Sport : Die Heimsieger

Alba Berlin deklassiert Bayer Leverkusen mit 112:82

Benedikt Voigt

Berlin. Zu Hause ist es doch am schönsten. Was die Basketballer von Alba Berlin betrifft, stimmt das auf jeden Fall. Sechs Niederlagen mussten die Berliner in dieser Bundesliga- Saison hinnehmen, allesamt in der Fremde. Wenn die Berliner jedoch auf das Parkett der Max-Schmeling-Halle laufen, haben die Gegner wenig zu bestellen. Das mussten gestern auch die Basketballer von Bayer Leverkusen feststellen, die ihr Heimspiel gegen den amtierenden Deutschen Meister noch gewonnen hatten. Im Rückspiel drehten die Berliner richtig auf, erzielten in der ersten Halbzeit rekordverdächtige 68 Punkte und führten die Leverkusener beim 112:82 (68:44) in der zweiten Halbzeit zeitweise sogar vor.

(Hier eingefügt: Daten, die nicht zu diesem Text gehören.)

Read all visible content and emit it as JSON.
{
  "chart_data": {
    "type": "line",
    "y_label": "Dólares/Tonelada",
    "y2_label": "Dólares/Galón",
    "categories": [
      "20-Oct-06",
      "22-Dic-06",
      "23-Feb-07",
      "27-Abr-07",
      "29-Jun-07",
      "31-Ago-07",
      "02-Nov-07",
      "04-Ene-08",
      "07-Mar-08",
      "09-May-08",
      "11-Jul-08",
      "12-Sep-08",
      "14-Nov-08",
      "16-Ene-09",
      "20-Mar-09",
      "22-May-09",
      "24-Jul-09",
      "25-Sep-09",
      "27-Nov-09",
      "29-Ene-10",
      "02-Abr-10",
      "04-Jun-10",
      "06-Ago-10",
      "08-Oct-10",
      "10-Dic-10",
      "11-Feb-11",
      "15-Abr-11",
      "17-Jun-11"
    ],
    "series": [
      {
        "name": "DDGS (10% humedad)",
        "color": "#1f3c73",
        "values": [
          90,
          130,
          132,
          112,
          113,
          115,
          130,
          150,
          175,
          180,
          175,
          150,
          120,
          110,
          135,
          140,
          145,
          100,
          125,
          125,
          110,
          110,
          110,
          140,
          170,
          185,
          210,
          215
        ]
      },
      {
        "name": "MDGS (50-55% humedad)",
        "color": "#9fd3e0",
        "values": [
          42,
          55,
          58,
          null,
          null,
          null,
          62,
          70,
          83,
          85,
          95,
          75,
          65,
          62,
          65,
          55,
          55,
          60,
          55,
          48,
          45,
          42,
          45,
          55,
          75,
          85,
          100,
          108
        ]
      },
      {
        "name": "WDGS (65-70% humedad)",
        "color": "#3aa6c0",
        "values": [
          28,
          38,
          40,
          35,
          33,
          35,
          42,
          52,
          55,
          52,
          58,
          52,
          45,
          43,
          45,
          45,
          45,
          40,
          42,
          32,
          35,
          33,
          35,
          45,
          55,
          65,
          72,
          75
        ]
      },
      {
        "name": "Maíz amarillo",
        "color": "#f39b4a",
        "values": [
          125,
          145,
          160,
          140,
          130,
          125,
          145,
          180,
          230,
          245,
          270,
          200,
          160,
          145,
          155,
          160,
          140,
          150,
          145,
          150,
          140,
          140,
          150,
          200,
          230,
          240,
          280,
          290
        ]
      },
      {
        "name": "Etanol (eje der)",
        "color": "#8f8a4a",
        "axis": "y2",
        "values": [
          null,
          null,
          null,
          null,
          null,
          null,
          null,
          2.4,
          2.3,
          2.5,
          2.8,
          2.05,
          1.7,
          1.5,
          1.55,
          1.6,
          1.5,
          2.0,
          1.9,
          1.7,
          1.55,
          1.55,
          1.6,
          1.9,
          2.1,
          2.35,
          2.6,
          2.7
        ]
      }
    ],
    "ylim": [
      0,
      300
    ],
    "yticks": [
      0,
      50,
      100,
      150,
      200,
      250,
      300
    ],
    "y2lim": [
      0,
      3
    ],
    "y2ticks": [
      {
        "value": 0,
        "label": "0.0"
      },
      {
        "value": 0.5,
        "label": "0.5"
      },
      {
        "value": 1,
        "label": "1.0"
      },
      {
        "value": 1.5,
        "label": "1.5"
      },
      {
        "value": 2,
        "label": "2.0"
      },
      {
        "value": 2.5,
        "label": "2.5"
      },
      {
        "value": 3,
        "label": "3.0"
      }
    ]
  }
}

Die Alba-Fans sangen begeistert: „Und so spielt man Basketball.“

Erneut hatte Trainer Emir Mutapcic keine Personalprobleme. Was das bedeutet, erlebten die 6105 Zuschauer schon im ersten Viertel. Neun Spieler setzte der Coach innerhalb von zehn Spielminuten ein, darunter den Routinier Henrik Rödl, der von den Zuschauern mit lautstarkem Applaus empfangen wurde. Allerdings hatte das viele Wechseln die Berliner, die mit 8:0 und einer intensiven Verteidigung gestartet waren, ein bisschen aus dem Rhythmus gebracht. Mit 29:22 gewann Alba zwar noch den ersten Spielabschnitt, doch dann punkteten die Gäste. Dennis Wucherer gelang die erste Führung für Leverkusen zum 30:29 (11. Minute). Bis Mitte des zweiten Viertels verlief das Spiel noch ausgeglichen (36:36), doch dann gelang Alba eine spektakuläre 22:8-Serie. John Best traf zwei Dreipunktewürfe und Jovo Stanojevic, der auf 29 Punkte kam, brachte die Fans mit einem Dunking zum Jubeln. Nach einem frechen Ballgewinn setzte auch DeJuan Collins zu einer solchen Flugeinlage an. So kam es, dass Alba bereits nach zwanzig Spielminuten 68 Punkte auf dem Konto hatte. Fünf Spieler hatten bis dahin bereits zweistellig gepunktet. Das Spiel war zur Halbzeit entschieden, danach folgte die Kür.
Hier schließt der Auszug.